Les extracteurs de flux YouTube bloqués au Canada

Crédit photo : Jason Hafso

La Cour fédérale d’Ottawa a rendu la première ordonnance de blocage de sites demandée par l’industrie musicale canadienne ciblant les services d’extraction de flux YouTube.

Les grands labels ont remporté une victoire majeure au Canada contre les opérateurs des sites d’extraction de flux YouTube Y2Mate, YTMP3 et les domaines Savefrom restants pour violation du droit d’auteur.

La plainte initiale, déposée en novembre par Sony Music Entertainment, Universal Music Group et Warner Music Group, visait les exploitants John Doe de ces sites et a abouti à une ordonnance rendue par la Cour fédérale d’Ottawa.

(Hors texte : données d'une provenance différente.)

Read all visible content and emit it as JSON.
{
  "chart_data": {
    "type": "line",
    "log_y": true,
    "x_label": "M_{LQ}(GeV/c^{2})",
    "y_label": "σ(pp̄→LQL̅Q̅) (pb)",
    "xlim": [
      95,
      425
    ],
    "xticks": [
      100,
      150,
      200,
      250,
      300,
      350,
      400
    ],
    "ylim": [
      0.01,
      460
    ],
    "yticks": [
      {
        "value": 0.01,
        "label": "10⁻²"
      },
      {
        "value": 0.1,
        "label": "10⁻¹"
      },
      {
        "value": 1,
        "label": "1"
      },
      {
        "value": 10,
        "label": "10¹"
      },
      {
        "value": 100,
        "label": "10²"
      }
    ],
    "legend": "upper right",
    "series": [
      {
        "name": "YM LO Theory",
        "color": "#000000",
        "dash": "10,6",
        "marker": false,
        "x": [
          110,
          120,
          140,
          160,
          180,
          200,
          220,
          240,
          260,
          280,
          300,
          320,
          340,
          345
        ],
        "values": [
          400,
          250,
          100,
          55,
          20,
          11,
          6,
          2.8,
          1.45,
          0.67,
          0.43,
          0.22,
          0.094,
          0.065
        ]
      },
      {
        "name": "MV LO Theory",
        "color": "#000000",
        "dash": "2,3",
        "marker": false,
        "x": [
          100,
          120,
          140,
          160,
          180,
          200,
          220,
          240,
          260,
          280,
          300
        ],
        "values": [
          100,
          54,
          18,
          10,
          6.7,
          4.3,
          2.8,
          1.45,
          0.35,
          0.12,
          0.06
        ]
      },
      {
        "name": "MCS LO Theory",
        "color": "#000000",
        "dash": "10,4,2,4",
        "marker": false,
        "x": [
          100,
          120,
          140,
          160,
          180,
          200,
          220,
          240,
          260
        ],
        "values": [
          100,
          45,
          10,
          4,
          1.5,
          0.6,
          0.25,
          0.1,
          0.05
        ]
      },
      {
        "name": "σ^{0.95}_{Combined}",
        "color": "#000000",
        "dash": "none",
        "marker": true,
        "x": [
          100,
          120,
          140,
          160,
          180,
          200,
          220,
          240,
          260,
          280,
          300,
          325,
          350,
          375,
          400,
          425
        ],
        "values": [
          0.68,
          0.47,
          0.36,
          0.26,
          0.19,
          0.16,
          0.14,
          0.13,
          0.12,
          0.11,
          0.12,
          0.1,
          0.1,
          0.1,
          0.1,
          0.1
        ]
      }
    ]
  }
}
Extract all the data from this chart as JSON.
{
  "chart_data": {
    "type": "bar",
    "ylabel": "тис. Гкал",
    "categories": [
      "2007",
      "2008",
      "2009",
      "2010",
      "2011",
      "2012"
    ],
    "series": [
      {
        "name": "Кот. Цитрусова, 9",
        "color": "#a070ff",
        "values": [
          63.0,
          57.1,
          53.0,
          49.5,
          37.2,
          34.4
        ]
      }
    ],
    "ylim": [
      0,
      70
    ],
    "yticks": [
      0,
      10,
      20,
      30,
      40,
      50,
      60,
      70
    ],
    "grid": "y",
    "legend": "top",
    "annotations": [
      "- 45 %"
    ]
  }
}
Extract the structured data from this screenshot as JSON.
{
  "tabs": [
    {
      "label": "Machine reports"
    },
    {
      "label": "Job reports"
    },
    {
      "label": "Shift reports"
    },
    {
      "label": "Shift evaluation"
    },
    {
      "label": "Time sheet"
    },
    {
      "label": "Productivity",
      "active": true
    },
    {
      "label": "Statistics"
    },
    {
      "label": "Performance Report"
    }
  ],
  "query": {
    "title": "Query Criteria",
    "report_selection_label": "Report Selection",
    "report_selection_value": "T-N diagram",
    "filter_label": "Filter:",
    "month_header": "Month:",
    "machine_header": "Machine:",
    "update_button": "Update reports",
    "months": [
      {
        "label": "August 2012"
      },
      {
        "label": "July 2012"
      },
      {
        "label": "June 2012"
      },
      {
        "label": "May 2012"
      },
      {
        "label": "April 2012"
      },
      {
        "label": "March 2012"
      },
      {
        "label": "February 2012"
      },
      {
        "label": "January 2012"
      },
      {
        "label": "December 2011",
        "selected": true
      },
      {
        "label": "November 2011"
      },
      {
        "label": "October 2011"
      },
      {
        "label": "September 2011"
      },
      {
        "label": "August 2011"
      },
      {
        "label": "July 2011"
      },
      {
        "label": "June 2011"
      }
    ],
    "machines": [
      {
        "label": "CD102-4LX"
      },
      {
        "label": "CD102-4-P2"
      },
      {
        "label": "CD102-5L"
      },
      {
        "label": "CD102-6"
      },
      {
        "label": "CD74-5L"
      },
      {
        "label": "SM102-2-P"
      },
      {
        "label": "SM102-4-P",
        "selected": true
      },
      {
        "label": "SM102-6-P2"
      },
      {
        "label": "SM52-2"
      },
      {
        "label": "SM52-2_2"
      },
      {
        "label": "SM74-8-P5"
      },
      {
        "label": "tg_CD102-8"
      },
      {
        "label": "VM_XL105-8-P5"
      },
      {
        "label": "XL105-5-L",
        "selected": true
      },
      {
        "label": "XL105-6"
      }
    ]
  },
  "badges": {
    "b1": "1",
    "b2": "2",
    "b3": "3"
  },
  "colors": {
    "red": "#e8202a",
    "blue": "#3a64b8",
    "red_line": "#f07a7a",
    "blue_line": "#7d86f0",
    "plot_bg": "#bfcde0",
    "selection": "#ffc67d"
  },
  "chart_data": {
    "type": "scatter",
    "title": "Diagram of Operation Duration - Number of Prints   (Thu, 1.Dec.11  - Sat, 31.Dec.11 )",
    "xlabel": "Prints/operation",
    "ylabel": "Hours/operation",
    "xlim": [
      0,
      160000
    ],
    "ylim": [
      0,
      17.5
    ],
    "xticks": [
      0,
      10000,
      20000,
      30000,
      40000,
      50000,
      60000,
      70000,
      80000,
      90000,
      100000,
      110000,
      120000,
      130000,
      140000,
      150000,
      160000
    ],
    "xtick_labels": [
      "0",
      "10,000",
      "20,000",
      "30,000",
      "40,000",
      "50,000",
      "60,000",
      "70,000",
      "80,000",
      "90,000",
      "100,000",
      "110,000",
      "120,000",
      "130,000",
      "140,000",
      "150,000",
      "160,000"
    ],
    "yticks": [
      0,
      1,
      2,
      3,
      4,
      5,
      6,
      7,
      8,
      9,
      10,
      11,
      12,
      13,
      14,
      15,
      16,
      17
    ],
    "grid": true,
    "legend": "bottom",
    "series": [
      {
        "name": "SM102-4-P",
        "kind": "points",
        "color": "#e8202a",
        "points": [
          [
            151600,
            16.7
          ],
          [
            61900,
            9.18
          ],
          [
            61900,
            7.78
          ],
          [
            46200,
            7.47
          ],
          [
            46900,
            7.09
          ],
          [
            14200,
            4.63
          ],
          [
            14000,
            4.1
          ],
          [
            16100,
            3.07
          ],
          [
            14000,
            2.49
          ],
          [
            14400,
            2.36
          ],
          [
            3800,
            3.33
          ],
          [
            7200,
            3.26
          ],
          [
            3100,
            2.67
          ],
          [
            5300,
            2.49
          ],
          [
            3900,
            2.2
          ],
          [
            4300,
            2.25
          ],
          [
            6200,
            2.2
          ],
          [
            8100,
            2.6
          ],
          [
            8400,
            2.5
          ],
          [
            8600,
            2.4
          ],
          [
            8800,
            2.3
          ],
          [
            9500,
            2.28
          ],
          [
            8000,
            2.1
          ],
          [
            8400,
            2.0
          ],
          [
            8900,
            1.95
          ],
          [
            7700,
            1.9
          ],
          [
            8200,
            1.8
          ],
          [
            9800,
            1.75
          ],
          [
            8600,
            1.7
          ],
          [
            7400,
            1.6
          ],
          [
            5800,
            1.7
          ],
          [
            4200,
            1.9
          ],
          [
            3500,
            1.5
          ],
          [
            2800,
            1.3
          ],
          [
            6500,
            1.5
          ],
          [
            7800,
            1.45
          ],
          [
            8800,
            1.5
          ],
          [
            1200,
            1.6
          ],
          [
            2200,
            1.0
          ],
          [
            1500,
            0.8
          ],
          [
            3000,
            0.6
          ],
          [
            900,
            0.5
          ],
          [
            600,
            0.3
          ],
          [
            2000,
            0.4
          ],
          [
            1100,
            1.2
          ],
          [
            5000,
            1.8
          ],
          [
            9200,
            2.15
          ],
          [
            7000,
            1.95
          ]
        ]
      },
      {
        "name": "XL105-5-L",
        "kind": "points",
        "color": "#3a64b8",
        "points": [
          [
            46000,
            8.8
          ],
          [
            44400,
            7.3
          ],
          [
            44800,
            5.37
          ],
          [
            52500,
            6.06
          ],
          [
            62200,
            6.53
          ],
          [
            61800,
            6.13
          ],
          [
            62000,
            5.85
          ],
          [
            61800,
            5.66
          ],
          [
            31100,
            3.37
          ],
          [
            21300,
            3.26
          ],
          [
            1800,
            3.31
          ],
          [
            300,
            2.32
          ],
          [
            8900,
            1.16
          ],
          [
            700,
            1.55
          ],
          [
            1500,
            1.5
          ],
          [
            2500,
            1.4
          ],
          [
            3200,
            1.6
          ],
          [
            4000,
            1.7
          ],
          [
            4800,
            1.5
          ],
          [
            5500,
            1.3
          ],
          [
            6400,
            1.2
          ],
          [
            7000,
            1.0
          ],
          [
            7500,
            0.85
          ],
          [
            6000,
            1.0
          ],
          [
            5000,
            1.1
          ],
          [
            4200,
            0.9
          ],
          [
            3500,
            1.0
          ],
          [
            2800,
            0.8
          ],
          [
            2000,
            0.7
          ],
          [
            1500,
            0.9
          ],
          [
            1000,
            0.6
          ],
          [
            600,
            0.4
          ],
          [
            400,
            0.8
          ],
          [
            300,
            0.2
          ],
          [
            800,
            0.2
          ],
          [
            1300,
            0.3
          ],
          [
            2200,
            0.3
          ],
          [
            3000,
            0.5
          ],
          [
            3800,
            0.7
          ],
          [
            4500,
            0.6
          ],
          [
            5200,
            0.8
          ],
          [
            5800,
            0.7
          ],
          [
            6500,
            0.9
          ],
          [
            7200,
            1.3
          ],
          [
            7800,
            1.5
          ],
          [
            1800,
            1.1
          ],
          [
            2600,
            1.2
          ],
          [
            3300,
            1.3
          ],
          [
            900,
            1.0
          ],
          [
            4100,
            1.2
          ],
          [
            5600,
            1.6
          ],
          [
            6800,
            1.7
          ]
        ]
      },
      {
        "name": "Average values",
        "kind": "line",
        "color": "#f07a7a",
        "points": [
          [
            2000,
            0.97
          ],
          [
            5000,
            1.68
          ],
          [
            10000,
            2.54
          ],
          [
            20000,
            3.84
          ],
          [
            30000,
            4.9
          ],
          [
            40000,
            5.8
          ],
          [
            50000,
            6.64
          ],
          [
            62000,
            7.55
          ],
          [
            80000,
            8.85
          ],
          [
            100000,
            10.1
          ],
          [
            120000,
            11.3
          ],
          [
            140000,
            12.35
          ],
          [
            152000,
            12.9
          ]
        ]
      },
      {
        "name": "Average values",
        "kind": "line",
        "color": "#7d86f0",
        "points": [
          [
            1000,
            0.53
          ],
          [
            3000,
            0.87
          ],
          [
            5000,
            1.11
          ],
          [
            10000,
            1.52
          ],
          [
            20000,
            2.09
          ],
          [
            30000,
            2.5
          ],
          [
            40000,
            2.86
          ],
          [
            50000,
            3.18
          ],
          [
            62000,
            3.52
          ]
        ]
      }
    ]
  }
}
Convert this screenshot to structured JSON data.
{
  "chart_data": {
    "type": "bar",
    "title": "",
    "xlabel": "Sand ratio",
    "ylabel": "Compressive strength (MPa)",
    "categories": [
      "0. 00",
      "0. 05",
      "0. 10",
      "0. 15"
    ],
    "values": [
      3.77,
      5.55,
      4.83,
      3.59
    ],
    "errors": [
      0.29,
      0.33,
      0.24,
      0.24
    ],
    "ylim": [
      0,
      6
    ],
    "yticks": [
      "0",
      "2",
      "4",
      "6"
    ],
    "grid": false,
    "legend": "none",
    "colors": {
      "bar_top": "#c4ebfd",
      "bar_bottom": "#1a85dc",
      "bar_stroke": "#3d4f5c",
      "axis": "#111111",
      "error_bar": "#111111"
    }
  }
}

Le injonction permanente oblige les opérateurs du site à cesser leurs activités contrefaites et à désactiver leurs domaines. Le commande exige également que neuf grands fournisseurs de services Internet (FAI) canadiens, dont Bell, Rogers et Teksavvy, utilisent le blocage ou le reroutage DNS pour bloquer les domaines spécifiés pendant une période de deux ans. Les FAI doivent également mettre en place une notification pour les visiteurs des domaines expliquant pourquoi ils ne sont plus accessibles.

Alors que les versions originales des sites d’extraction de flux ont en fait été fermées depuis longtemps ou rendues inaccessibles aux Canadiens, les versions actuelles génèrent moins de trafic, ce qui leur a permis de rester indétectables plus longtemps.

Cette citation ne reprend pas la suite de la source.